Enrico Cerulli (1898-1988) was a Neapolitan scholar and eventually came to be regarded as somewhat the dean of Italian orientalists, specializing in the languages and culture of Ethiopia with secondary, but important, contributions in Arabic and Islamic scholarship. He attended the Orientale University of Naples and studied under some prominent scholars, including Giorgio Levi della Vida, the prominent Jewish scholar well-known for refusing to swear allegiance to Italian Fascism.
Cerulli came of age during the beginnings of Italian colonialization in Africa and, as an adult, became politically active during Mussolini’s further pursuit of colonial glory in Africa; Cerulli became Vice Governor of Italian East Africa during the Fascist period. After the war, the restored regime of Haile Sellasie tried to have him charged with war crimes in Ethopia, but the charges were eventually dropped.
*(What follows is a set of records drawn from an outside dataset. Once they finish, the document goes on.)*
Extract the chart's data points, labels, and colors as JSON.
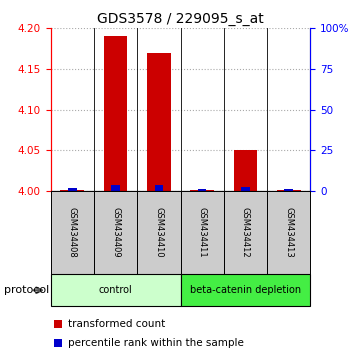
{
  "title": "GDS3578 / 229095_s_at",
  "samples": [
    "GSM434408",
    "GSM434409",
    "GSM434410",
    "GSM434411",
    "GSM434412",
    "GSM434413"
  ],
  "transformed_counts": [
    4.001,
    4.19,
    4.17,
    4.001,
    4.05,
    4.001
  ],
  "percentile_ranks": [
    2.0,
    3.5,
    4.0,
    1.5,
    2.5,
    1.5
  ],
  "ylim_left": [
    4.0,
    4.2
  ],
  "ylim_right": [
    0,
    100
  ],
  "yticks_left": [
    4.0,
    4.05,
    4.1,
    4.15,
    4.2
  ],
  "yticks_right": [
    0,
    25,
    50,
    75,
    100
  ],
  "ytick_labels_right": [
    "0",
    "25",
    "50",
    "75",
    "100%"
  ],
  "groups": [
    {
      "label": "control",
      "spans": [
        0,
        3
      ],
      "color": "#ccffcc"
    },
    {
      "label": "beta-catenin depletion",
      "spans": [
        3,
        6
      ],
      "color": "#44ee44"
    }
  ],
  "bar_color_red": "#cc0000",
  "bar_color_blue": "#0000cc",
  "bar_width": 0.55,
  "blue_bar_width": 0.2,
  "background_color": "#ffffff",
  "grid_color": "#aaaaaa",
  "label_red": "transformed count",
  "label_blue": "percentile rank within the sample",
  "protocol_label": "protocol",
  "sample_box_color": "#cccccc",
  "title_fontsize": 10,
  "tick_fontsize": 7.5,
  "label_fontsize": 7.5,
  "sample_fontsize": 6
}
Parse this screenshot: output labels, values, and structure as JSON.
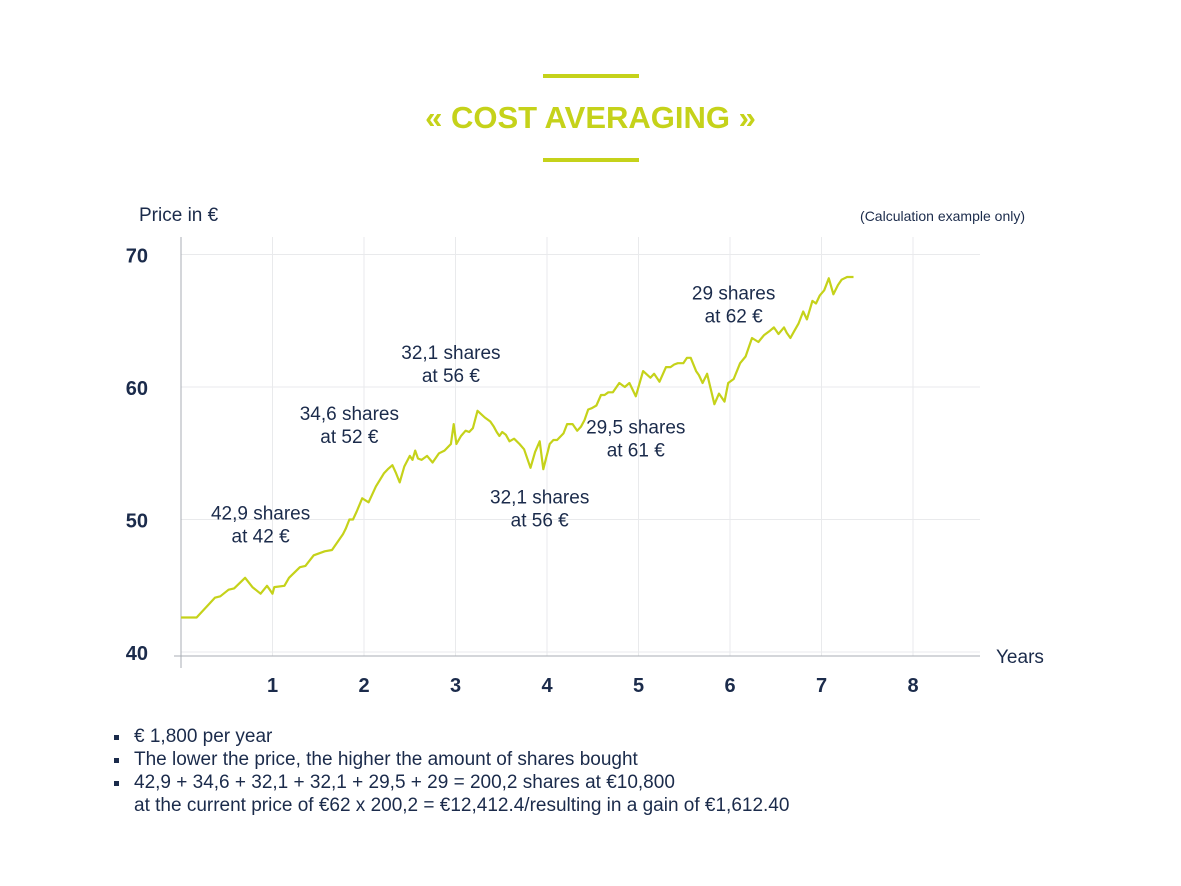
{
  "header": {
    "title": "« COST AVERAGING »"
  },
  "note": "(Calculation example only)",
  "chart_data": {
    "type": "line",
    "title": "",
    "ylabel": "Price in €",
    "xlabel": "Years",
    "xlim": [
      0,
      8.8
    ],
    "ylim": [
      40,
      71.5
    ],
    "xticks": [
      1,
      2,
      3,
      4,
      5,
      6,
      7,
      8
    ],
    "yticks": [
      40,
      50,
      60,
      70
    ],
    "grid": true,
    "line_color": "#c5d21a",
    "series": [
      {
        "x": [
          0,
          0.17,
          0.37,
          0.43,
          0.52,
          0.58,
          0.7,
          0.78,
          0.87,
          0.94,
          0.97,
          1.0,
          1.02,
          1.13,
          1.18,
          1.3,
          1.36,
          1.45,
          1.57,
          1.65,
          1.77,
          1.8,
          1.84,
          1.88,
          1.92,
          1.98,
          2.05,
          2.13,
          2.22,
          2.26,
          2.31,
          2.35,
          2.39,
          2.44,
          2.5,
          2.53,
          2.56,
          2.59,
          2.63,
          2.69,
          2.75,
          2.82,
          2.88,
          2.95,
          2.98,
          3.01,
          3.06,
          3.11,
          3.15,
          3.19,
          3.24,
          3.32,
          3.38,
          3.42,
          3.45,
          3.48,
          3.51,
          3.55,
          3.59,
          3.64,
          3.7,
          3.75,
          3.82,
          3.87,
          3.92,
          3.96,
          4.03,
          4.07,
          4.11,
          4.18,
          4.22,
          4.28,
          4.33,
          4.37,
          4.41,
          4.45,
          4.49,
          4.54,
          4.59,
          4.63,
          4.67,
          4.72,
          4.79,
          4.85,
          4.9,
          4.97,
          5.05,
          5.13,
          5.17,
          5.23,
          5.3,
          5.35,
          5.39,
          5.43,
          5.46,
          5.49,
          5.53,
          5.57,
          5.63,
          5.66,
          5.7,
          5.75,
          5.83,
          5.88,
          5.94,
          5.98,
          6.04,
          6.11,
          6.17,
          6.24,
          6.31,
          6.37,
          6.43,
          6.48,
          6.53,
          6.59,
          6.62,
          6.66,
          6.7,
          6.75,
          6.8,
          6.84,
          6.9,
          6.94,
          6.98,
          7.03,
          7.08,
          7.13,
          7.18,
          7.22,
          7.28,
          7.35
        ],
        "values": [
          42.6,
          42.6,
          44.1,
          44.2,
          44.7,
          44.8,
          45.6,
          44.9,
          44.4,
          45.0,
          44.7,
          44.4,
          44.9,
          45.0,
          45.6,
          46.4,
          46.5,
          47.3,
          47.6,
          47.7,
          48.9,
          49.3,
          50.0,
          50.0,
          50.6,
          51.6,
          51.3,
          52.5,
          53.5,
          53.8,
          54.1,
          53.5,
          52.8,
          54.0,
          54.8,
          54.5,
          55.2,
          54.6,
          54.5,
          54.8,
          54.3,
          55.0,
          55.2,
          55.7,
          57.2,
          55.7,
          56.3,
          56.7,
          56.6,
          56.9,
          58.2,
          57.7,
          57.4,
          57.0,
          56.6,
          56.3,
          56.6,
          56.4,
          55.9,
          56.1,
          55.7,
          55.3,
          53.9,
          55.1,
          55.9,
          53.8,
          55.7,
          56.0,
          56.0,
          56.5,
          57.2,
          57.2,
          56.7,
          57.0,
          57.5,
          58.3,
          58.4,
          58.6,
          59.4,
          59.4,
          59.6,
          59.6,
          60.3,
          60.0,
          60.3,
          59.3,
          61.2,
          60.7,
          61.0,
          60.4,
          61.5,
          61.5,
          61.7,
          61.8,
          61.8,
          61.8,
          62.2,
          62.2,
          61.2,
          60.9,
          60.3,
          61.0,
          58.7,
          59.5,
          58.9,
          60.3,
          60.6,
          61.8,
          62.3,
          63.7,
          63.4,
          63.9,
          64.2,
          64.5,
          64.0,
          64.5,
          64.1,
          63.7,
          64.2,
          64.8,
          65.7,
          65.1,
          66.5,
          66.3,
          66.9,
          67.3,
          68.2,
          67.0,
          67.7,
          68.1,
          68.3,
          68.3
        ]
      }
    ],
    "annotations": [
      {
        "line1": "42,9 shares",
        "line2": "at 42 €",
        "x": 0.87,
        "y": 50.0
      },
      {
        "line1": "34,6 shares",
        "line2": "at 52 €",
        "x": 1.84,
        "y": 57.5
      },
      {
        "line1": "32,1 shares",
        "line2": "at 56 €",
        "x": 2.95,
        "y": 62.1
      },
      {
        "line1": "32,1 shares",
        "line2": "at 56 €",
        "x": 3.92,
        "y": 51.2
      },
      {
        "line1": "29,5 shares",
        "line2": "at 61 €",
        "x": 4.97,
        "y": 56.5
      },
      {
        "line1": "29 shares",
        "line2": "at 62 €",
        "x": 6.04,
        "y": 66.6
      }
    ]
  },
  "bullets": [
    "€ 1,800 per year",
    "The lower the price, the higher the amount of shares bought",
    "42,9 + 34,6 + 32,1 + 32,1 + 29,5 + 29 = 200,2 shares at €10,800",
    "at the current price of €62 x 200,2 = €12,412.4/resulting in a gain of €1,612.40"
  ]
}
Cerulli was, however, barred from ever again setting foot in Ethiopia, notwithstanding the considerable body of work he had contributed to the study of the area. His first works in East African ethnography appeared in the early 1920s and he continued publishing until late in life; his last work was in 1971 and was entitled
L'Islam di ieri e di oggi (Islam: Yesterday and Today). He was one of the founders in 1975 of the Italian Institute for Philosophical Studies.
His most interesting work to me is in the field of Islamic studies, if that is the proper term for his 1949 book entitled
Il 'Libro della Scala' e la questione delle fonti arabospagnole della Divina Commedia. (The Book of the Scale and the Question of Arab-Spanish Sources of the Divine Comedy.) Perhaps “Islamic-Christian studies” or something similar would be a better term.
Briefly, the book deals with the possibility of a Muslim source for Dante’s masterpiece,
The Divine Comedy. That source—at least, as an inspiration—might have been the
Kitab al Miraj (Book of the Miraj, the Arabic word for Muhammad’s miraculous night ride from Mecca to Jerusalem and ascension into the heavens. The story, itself, is mentioned in the Koran and in more detail in the body of supplemental commentary on the Koran called the
hadith. The Book of the Miraj was probably written in the mid- 1000s by Abu'l-Qasim 'Abdalkarîm bin Hawâzin bin 'Abdalmalik bin Talhah bin Muhammad al-Qushairî al-Nisaburi. It was translated into Latin in the mid-1200s as
Liber Scale Machometi; generally, it is called
The Book of the Scale in English (“scale” meaning steps or ladder—thus, the book of the upward journey of Muhammad). The structure of the book into different degrees of heaven and hell, and descriptions (and graphic illustrations in many editions) bear a resemblance to the later
Divine Comedy.
Cerulli was not the first person to come up with the idea of Muslim influence on Dante. That honor goes to the Spanish scholar Don Miguel Asín Palacios, whose 1919 work,
La escatología muselmana en la Divina Comedia started a never-ending discussion about the possibility that Dante used a Muslim source for inspiration. Also in 1949, besides Cerulli’s book, another work on the same subject appeared in Spanish:
La escala de Mahoma by José Muñoz Sendino.
One hears that Cerulli and others claim that Dante used the Muslim work as a source. That is overstated. All they say is that it is plausible; after all, one of Dante’s teachers, Brunetto Latini, happened to be in Cordoba in 1264; it is certainly plausible that he had access to the Latin translation. They all go on to point out the differences and, of course, the particular and specifically European genius that Dante’s work reflects.
When Cerulli was awarded an honorary degree in 1963 in Rome, his one-time mentor, Giorgio Levi della Vida, spoke of him as a “prodigy” who at the age of 16 was already studying the languages and culture of east Africa; he was always up at the military hospital in Naples, interviewing soldiers returned from Africa, getting their impressions and whatever tid-bits of language and local culture they happened to have brought back with them. Cerulli was the born scholar. His association with and participation in Italian colonialism in Africa came back to haunt him, however; he never wound up as a professor at an Italian university.